2.14   Hämatologie beim Pferd

Die Erythrozyten des Pferdes sind scheibenförmig und zwischen 5 und 6 μm groß. Die Lebensdauer beträgt 140 bis 155 Tage. Gesundes Pferdeblut weist in Folge der

Geldrollenformung eine schnelle Sedimentation auf. Bei längerer Lagerung an

Zimmertemperatur wird Glukose aufgebraucht und steht somit der Na⁺/K⁺ Membran Pumpe nicht mehr als Energielieferant zur Verfügung. So kommt es zur einen Pseudohyperkaliämie.

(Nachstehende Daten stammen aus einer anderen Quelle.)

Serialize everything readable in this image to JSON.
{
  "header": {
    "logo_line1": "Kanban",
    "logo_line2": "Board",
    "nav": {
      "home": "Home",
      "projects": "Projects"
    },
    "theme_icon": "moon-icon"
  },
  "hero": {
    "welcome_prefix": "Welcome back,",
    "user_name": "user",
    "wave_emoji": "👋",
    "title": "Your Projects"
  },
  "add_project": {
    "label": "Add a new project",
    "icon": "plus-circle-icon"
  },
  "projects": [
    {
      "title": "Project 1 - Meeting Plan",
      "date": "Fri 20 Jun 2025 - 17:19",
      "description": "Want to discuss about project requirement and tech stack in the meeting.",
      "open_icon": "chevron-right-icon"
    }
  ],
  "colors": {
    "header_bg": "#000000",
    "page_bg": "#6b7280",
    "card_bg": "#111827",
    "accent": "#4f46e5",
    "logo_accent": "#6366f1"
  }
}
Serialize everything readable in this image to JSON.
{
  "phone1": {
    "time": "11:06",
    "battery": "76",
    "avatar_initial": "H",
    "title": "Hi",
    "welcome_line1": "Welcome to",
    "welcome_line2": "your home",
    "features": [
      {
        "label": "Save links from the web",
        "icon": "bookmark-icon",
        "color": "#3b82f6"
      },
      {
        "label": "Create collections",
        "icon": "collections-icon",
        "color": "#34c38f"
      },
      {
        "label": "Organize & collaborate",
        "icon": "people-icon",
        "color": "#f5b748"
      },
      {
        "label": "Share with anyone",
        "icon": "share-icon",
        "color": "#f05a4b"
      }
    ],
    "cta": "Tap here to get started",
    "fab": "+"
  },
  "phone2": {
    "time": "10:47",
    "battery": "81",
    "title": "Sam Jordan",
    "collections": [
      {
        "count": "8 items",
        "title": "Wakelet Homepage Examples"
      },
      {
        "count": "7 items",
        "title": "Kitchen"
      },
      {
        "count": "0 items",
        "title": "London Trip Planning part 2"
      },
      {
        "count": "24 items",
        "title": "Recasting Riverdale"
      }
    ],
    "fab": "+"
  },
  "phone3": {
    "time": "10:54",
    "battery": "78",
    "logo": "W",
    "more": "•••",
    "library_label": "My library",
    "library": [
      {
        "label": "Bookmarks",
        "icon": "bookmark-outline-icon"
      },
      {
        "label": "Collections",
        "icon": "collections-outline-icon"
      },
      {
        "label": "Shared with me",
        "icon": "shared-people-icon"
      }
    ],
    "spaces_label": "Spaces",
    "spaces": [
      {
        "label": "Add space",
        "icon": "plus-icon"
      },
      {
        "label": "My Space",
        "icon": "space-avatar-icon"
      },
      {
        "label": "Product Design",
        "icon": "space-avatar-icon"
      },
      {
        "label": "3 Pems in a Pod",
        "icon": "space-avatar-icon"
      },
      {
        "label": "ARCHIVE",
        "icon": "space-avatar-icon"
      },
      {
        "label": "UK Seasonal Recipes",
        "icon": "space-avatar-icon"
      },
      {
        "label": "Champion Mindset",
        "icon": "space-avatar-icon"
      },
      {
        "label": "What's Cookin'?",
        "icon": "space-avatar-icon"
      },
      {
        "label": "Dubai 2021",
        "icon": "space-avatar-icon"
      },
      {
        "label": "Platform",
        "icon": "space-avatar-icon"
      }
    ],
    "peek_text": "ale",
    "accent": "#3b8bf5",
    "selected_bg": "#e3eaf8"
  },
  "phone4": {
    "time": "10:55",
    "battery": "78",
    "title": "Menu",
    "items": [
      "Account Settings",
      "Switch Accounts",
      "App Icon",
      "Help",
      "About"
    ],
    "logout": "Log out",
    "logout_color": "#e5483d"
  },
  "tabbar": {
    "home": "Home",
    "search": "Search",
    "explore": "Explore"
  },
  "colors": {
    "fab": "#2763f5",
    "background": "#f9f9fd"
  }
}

Pferde mit höherem Vollblutanteil haben in Ruhe höhere Hämatokrit-Werte. Sonstige Variationen der Messwerte beruhen hauptsächlich auf Alter und emotionalem Status der erprobten Tiere, scheinen aber keine wichtige Rolle zu spielen (KRAMER 2000). Tabelle 2.6 gibt eine Übersicht über publizierte hämatologische Referenzwerte beim Pferd. Die

Referenzwerte entsprechen den Werten einer bestimmten gesunden Population. Für eine Übersicht über das weiße Blutbild und über die Hämatologie des Fohlens wird auf die Literatur verwiesen (KRAMER 2000; LATIMER u. RAKICH 2002). Die Referenzwerte für Leukozyten folgen aus Tabelle 2.6. Im Vergleich zu den anderen Tierarten weisen Pferde sehr niedrige Thrombozytenkonzentrationen auf (KRAMER 2000). Die Referenzwerte folgen aus Tabelle 2.6. Wenn bei einem Pferd ohne deutliche Blutungsneigung eine Thrombozytopenie festgestellt wird, könnte eine EDTA-abhängige Pseudothrombozytopenie vorliegen. Die Diagnose kann durch einen Vergleich der Thrombozytenzahl einer Heparin-Blutprobe mit der Trombozytenzahl einer EDTA-Blutprobe gesichert werden (HINCHCLIFF et al. 1993).

Messwert Einheit LATIMER u. RAKISH 2002 KRAMER 2000

Leukozyten G/l 6-12 5,4-14,3

Erythrozyten T/l 6-12 6,8-12,9

Hämoglobin g/dl 10-18 11,0-19

Hämatokrit % 32-48 32-53

MCH pg 13-19 12,3-19,9

MCHC g/dl 31-37 31,0-38,6

MCV fl 34-58 37,0-58,5

Thrombozyten G/l 100-600 100-350

Tabelle 2.6: Publizierte hämatologische Referenzwerte des Pferdes

2.14.2 Periphere Blutausstriche mit besonderer Beachtung der Erythrozyten Das Ziel beim Anfertigen eines Blutausstrichs ist, die Erythrozyten, Leukozyten und Thrombozyten so von einander zu trennen, dass sie identifiziert und beobachtet werden können. Aus EDTA-Vollblut kann mit Hilfe zweier Objektträger oder zweier Deckgläser ein Ausstrich angefertigt werden. Die Methode mit Anwendung der Objektträger wird hier kurz erläutert, für die andere Methode wird auf die Literatur verwiesen. Wichtig ist, die Blutprobe gut zu mischen bevor ein kleiner Blutstropfen auf das Ende eines Objektträgers gebracht wird.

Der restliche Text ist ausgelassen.